Por Héctor Leyva Olivo/Corresponsal
PARÍS.- Estoy terminando de escribir la fecha de hoy al final de mi permiso para salir a comprar víveres de primera necesidad. El día está soleado y, aunque son las cuatro de la tarde, todavía no he puesto un solo pie afuera de mi casa.
La jornada de ayer fue larga pues hasta las tres de la mañana pude dormir. Hoy no he desayunado ni comido y aun así no tengo hambre.
Antes de salir, me cepillo los dientes me miro en el espejo y siento felicidad. Voy a mover un poco mis piernas y, además, podré interactuar, aunque sea de lejos, con la gente.

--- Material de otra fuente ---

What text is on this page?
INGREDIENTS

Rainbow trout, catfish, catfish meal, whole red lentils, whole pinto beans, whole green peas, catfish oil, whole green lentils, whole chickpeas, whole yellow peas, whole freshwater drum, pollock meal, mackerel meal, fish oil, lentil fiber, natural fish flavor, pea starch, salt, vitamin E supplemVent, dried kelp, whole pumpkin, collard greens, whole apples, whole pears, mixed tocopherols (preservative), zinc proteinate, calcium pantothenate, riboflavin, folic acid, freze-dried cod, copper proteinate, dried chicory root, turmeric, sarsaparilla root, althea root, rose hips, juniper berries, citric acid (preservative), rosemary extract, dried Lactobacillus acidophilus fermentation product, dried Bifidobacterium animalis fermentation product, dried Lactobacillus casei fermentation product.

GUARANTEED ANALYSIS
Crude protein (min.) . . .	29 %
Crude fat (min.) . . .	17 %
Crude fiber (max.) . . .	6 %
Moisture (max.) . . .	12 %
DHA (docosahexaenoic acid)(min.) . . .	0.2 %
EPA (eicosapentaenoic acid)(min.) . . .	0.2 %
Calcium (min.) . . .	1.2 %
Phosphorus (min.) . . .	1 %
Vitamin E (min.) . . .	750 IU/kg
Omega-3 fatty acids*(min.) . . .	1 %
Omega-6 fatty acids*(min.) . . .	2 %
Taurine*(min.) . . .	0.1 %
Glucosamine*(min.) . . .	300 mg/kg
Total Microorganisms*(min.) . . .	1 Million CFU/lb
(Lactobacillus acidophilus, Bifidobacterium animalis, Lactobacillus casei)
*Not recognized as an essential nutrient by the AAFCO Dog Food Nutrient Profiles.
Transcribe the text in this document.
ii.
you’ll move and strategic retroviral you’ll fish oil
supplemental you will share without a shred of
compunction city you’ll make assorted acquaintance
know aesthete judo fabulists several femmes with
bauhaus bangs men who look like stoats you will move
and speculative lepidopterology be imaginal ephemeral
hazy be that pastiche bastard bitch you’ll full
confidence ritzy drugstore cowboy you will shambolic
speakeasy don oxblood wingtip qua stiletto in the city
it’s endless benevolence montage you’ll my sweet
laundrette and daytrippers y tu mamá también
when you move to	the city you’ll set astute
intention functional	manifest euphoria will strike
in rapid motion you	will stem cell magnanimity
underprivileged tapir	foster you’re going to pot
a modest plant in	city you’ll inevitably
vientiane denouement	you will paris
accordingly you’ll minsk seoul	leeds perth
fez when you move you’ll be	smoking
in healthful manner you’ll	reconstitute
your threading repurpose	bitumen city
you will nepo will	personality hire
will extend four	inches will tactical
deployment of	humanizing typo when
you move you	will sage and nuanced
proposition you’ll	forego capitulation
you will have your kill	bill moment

Como no estoy seguro del clima exterior, me pongo mi abrigo negro, pues cuando dejamos de salir con normalidad a la calle todavía era necesario. Desde el 23 de marzo se volvió necesario llevar consigo un permiso de salida, el cual esta fácilmente disponible en internet. Puedes imprimirlo o hacerlo a mano.
Antes de abrir la puerta, me aseguro de traer conmigo las llaves, una bolsa para las compras, mi pasaporte y el permiso indicando, además de la fecha, la hora de salida, el motivo, mi nombre completo, lugar de nacimiento y mi dirección.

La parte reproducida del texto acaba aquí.